L’Institut François Mitterrand a le plaisir de présenter la réédition du livre de Tilo Schabert, membre du Conseil Scientifique de l’IFM :
France and the Reunification of Germany. Leadership in the Workshop of World Politics, Foreword by Jean Musitelli, Cham: Springer Nature/Palgrave Macmillan, 2021, XX + 459 p.
Il s’agit d’une réédition de l’édition américaine de l’étude de Tilo Schabert sur la France et l’unité allemande et, notamment, le rôle de leadership que la France a assumé et joué avec efficacité et imagination à l´époque de la réunification allemande. Le mot « réédition » veut dire ici une révision complète du texte, lui donnant une nouvelle structure, qui inclut une longue introduction rédigée particulièrement pour ce livre. En plus, de nouvelles parties furent intégrées, comme résultat de nouvelles consultations des documents d´archives, non seulement français, mais aussi britanniques, américains, allemands et russes, devenus récemment accessibles. Ainsi, il s’ouvrait pour la rédaction de ce livre une dimension d’analyse comparative qui, en effet, fut développée.

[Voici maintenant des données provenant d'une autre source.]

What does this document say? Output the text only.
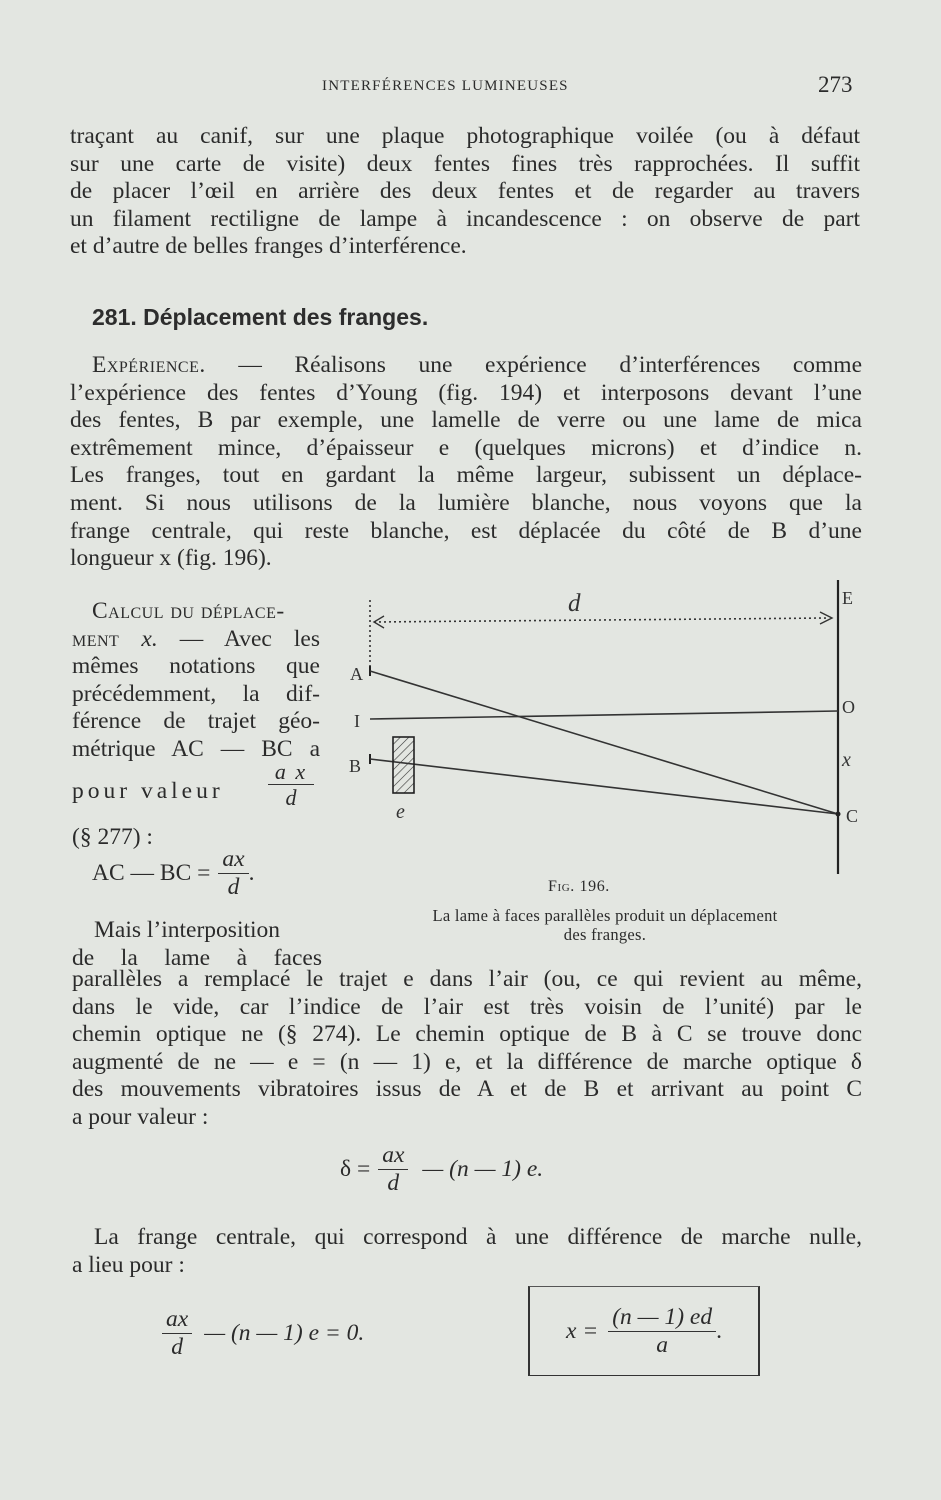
INTERFÉRENCES LUMINEUSES	273
traçant au canif, sur une plaque photographique voilée (ou à défaut
sur une carte de visite) deux fentes fines très rapprochées. Il suffit
de placer l’œil en arrière des deux fentes et de regarder au travers
un filament rectiligne de lampe à incandescence : on observe de part
et d’autre de belles franges d’interférence.
281. Déplacement des franges.
Expérience. — Réalisons une expérience d’interférences comme
l’expérience des fentes d’Young (fig. 194) et interposons devant l’une
des fentes, B par exemple, une lamelle de verre ou une lame de mica
extrêmement mince, d’épaisseur e (quelques microns) et d’indice n.
Les franges, tout en gardant la même largeur, subissent un déplace-
ment. Si nous utilisons de la lumière blanche, nous voyons que la
frange centrale, qui reste blanche, est déplacée du côté de B d’une
longueur x (fig. 196).
Calcul du déplace-
ment x. — Avec les
mêmes notations que
précédemment, la dif-
férence de trajet géo-
métrique AC — BC a
pour valeur $\frac{\text{a x}}{d}$
(§ 277) :
AC — BC = $\frac{ax}{d}$ .
d	E
A
I
B
O
x
C
e
Fig. 196.
La lame à faces parallèles produit un déplacement
des franges.
Mais l’interposition
de la lame à faces
parallèles a remplacé le trajet e dans l’air (ou, ce qui revient au même,
dans le vide, car l’indice de l’air est très voisin de l’unité) par le
chemin optique ne (§ 274). Le chemin optique de B à C se trouve donc
augmenté de ne — e = (n — 1) e, et la différence de marche optique δ
des mouvements vibratoires issus de A et de B et arrivant au point C
a pour valeur :
$\delta = \frac{ax}{d}$ — (n — 1) e.
La frange centrale, qui correspond à une différence de marche nulle,
a lieu pour :
$\frac{ax}{d}$ — (n — 1) e = 0.	$x = \frac{(n — 1) ed}{a}$ .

Une synthèse du livre pourrait être résumée en six conclusions :
▼ Pour la France la « question allemande » était toujours un problème actuel. À cet égard, le président Mitterrand avait le même point de vue que ses prédécesseurs, en particulier Charles de Gaulle. Vu de Paris, l’Allemagne restait loin d’avoir trouvé sa place dans la géopolitique européenne. Comment ce pays pourrait réussir, ce pays dont la division, décidée à Yalta, garantit cette division du monde qui semblait assurer un « ordre » mondial ? C´était précisément cet « ordre de Yalta » auquel la politique étrangère de la France se heurtait. Le président Mitterrand laissait rarement passer une occasion de désapprouver « Yalta ». Le monde était divisé depuis et la question allemande était, comme Mitterrand l’expliquait à Gorbatchev le 2 octobre 1985, au centre des problèmes de ce monde divisé. Mitterrand et ses conseillers (avec une exception) ne s’inquiétait pas de l’événement de la réunification allemande, mais plutôt de la manière avec laquelle elle pourrait avoir lieu. Si les Allemands le désiraient, elle se produirait, mais elle devrait se dérouler d’une manière devant être la meilleure pour tous, les Allemands aussi bien que les autres Européens. Cela, c’était le seul objectif de la France.
▼ La pratique créatrice d’un leadership politique qui est le sujet de ce livre, a culminé dans trois moments cruciaux :
(a) l’avancement significatif de la construction européenne au sommet européen de Strasbourg au début du mois de décembre 1989 ;
(b) la conceptualisation des négociations « quatre+deux/deux+quatre » et puis, leur exécution, par laquelle, en particulier, la question de la frontière germano-polonaise et l’appartenance de l’Allemagne réunifiée à l’OTAN furent réglées ;
(c) les actes de persuasion par des acteurs occidentaux, et parmi eux François Mitterrand au premier rang, guidant le gouvernement soviétique, et Mikhaïl Gorbatchev en particulier, vers une acceptation de l’appartenance de l’Allemagne réunifiée à l`OTAN.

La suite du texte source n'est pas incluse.